At present, the base fare (fare for the first 1.9 kilometres) for auto rides is Rs. 25. The fare for every subsequent kilometre is Rs. 13.
Sampath suggested passengers urge auto drivers to charge according to the fixed metre charges and not give in to their demands. “They should raise a complaint with the traffic department if drivers flout rules,” he said.
K. V. Sudhakar, Assistant Commissioner of Police, Traffic, West Sub Division, said that on receiving complaints, they take action according to the law. “There is a separate fine for charging an extra fare, and we follow it strictly,” he said.
Rule 13(u) of the Karnataka Motor Vehicles Act, combined with Section 177 of the Motor Vehicles (MV) Act, prescribes a fine of Rs. 100 on drivers for breaking the law the first time, and Rs. 300 for every subsequent offence. The central government revised the MV Act in 2019 and increased the fine to Rs. 300 for the first offence, and Rs. 500 for subsequent offences. But the Karnataka Government did not implement the revised changes.
Despite provisions for registering complaints against auto drivers, passengers rarely do so. Rakshitha has never tried to register a complaint, nor have any of her friends who have faced the excess fare situation.
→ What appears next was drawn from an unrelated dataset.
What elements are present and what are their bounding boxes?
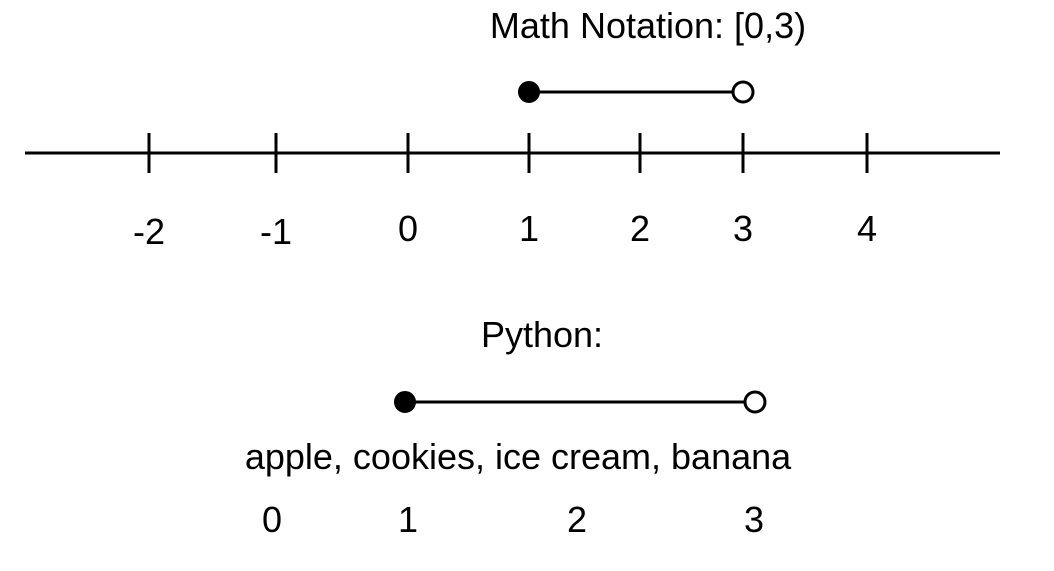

Prof. Ashish Verma, Associate Professor at Indian Institute of Science (IISc) and Convenor of IISc Sustainable Transportation Lab, said that it is a tricky situation because we have to think about auto drivers’ livelihood and passengers’ convenience. “The enforcement has to be stricter and better. We need to have a quick customer redressal system,” he said. He suggested authorities be proactive and revise the fares keeping in mind the changing scenario.